UK robot research builds on Alan Turing’s codebreaker legacy
The University of Manchester has opened a specialist multi-disciplinary centre to explore developments in smart robotics, artificial intelligence (AI) and autonomous machinery.
The Manchester Centre for Robotics and AI will be based at the engineering and materials facilities at The University of Manchester and will provide a state-of-the-art home for industry-leading research in AI-powered devices and be an “interface between robotics, autonomy and AI”.
The University of Manchester’s Centre for Robotics and AI will design control systems with a focus on biomimetic sensors, actuators and robot platforms; develop new software engineering and AI methodologies for verification in autonomous systems to develop trust; research human-robot interaction, with a focus on the use of brain-inspired approaches to robot control; and research the ethics and human-centred robotics issues.
The University has built a reputation of excellence in AI and robotics, partly based on the legacy of seminal thought leadership begun in this field in Manchester by legendary codebreaker Alan Turing. To mark the opening of the new robotics centre, the Manchester group hosted its first conference on Wednesday this week. Topics under discussion included applications of robotics in extreme environments.
Robot takes on world’s deepest nuclear clean-up site
For the past decade, a specialist Manchester team led by Professor Barry Lennox has designed robots to work safely in decommissioning nuclear sites in the UK. A ground-breaking robot called Lyra developed by Professor Lennox’s team - and recently deployed at the Dounreay site in Scotland, the “world’s deepest nuclear clean-up site” – has been listed in Time Magazine’s Top 200 innovations of 2022.
A conference highlight was a joint talk by robotics expert Dr Andy Weightman and theologian Dr Scott Midson spotlighting ‘posthumanism’ – a future world where humans won’t be the only highly intelligent decision-makers.
Dr Weightman researches home-based rehabilitation robotics for people with neurological impairment, and Dr Midson researches theological and philosophical critiques of posthumanism, which can help with the special challenges of rehabilitation robotics.

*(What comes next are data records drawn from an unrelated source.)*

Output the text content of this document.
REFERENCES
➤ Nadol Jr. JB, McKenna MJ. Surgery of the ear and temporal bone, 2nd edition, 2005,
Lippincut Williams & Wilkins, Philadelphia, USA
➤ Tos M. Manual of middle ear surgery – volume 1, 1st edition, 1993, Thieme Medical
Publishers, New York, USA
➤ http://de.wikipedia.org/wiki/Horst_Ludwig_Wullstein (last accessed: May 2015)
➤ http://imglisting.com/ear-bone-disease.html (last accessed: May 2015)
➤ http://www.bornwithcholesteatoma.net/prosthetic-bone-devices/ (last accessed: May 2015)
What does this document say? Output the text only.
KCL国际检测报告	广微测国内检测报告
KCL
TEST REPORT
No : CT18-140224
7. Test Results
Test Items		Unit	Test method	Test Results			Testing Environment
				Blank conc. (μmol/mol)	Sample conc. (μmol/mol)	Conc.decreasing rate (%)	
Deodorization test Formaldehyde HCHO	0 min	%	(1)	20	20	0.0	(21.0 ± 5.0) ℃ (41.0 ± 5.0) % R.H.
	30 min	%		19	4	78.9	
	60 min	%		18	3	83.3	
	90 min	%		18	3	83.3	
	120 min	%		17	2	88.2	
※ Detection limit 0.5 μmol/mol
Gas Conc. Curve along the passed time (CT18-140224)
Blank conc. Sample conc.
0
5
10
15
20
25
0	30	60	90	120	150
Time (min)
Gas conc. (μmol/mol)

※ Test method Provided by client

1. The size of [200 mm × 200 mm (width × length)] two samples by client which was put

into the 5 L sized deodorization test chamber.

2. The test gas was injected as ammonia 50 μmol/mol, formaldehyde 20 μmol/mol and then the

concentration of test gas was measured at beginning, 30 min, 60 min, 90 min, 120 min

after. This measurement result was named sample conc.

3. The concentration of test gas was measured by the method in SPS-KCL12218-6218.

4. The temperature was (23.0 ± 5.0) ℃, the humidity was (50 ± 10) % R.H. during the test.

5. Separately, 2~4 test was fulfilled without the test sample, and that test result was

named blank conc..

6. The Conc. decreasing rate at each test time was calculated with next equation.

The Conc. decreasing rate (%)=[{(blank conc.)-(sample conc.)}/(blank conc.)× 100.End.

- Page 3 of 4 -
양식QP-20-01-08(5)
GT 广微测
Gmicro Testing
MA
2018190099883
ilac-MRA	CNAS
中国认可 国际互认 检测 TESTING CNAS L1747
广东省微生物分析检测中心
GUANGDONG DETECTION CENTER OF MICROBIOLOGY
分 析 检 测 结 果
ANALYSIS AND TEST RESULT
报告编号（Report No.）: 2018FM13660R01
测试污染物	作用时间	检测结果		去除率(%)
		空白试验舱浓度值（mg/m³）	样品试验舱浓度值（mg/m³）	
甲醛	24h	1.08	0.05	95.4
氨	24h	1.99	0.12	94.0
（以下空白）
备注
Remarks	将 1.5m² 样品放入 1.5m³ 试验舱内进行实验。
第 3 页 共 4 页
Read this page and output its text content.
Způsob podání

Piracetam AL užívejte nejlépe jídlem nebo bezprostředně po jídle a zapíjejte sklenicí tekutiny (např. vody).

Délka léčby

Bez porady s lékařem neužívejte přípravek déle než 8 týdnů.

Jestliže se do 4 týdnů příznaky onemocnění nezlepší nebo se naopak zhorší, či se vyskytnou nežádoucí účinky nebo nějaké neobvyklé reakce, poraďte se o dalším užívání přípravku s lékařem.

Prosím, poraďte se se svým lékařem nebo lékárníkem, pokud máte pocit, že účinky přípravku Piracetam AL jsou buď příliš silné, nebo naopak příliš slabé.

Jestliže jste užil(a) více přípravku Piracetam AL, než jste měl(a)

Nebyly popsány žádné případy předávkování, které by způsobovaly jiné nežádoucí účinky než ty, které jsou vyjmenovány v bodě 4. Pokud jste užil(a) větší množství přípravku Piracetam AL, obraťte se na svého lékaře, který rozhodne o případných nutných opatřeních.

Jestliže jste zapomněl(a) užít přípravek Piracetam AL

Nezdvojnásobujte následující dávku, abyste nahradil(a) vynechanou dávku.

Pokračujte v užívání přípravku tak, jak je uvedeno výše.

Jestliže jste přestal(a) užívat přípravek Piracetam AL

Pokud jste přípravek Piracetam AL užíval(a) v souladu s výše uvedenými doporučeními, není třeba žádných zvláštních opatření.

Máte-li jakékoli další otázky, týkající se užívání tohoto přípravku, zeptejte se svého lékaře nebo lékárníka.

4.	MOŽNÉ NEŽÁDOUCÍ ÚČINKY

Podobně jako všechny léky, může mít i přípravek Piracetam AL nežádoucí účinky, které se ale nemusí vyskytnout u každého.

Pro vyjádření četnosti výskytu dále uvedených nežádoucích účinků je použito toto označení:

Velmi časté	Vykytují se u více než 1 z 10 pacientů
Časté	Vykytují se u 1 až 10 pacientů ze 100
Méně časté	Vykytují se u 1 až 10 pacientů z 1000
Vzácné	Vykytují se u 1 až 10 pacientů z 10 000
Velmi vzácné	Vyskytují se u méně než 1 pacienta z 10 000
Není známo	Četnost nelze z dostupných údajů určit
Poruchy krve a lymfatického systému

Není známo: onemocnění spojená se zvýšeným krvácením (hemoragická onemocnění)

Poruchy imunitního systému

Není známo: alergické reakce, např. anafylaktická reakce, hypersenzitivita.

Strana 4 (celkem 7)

Angelo Cangelosi, Professor of Machine Learning and Robotics at Manchester, says the University offers a world-leading position in the field of autonomous systems – a technology that will be an integral part of our future world.
Professor Cangelosi, co-Director of the Manchester Centre for Robotics and AI, says: “Our research and innovation team are at the interface between robotics, autonomy and AI – and their knowledge is drawn from across the University's disciplines, including biological and medical sciences – as well the humanities and even theology.
“This rich diversity offers Manchester a distinctive approach to designing robots and autonomous systems for real-world applications, especially when combined with our novel use of AI-based knowledge.”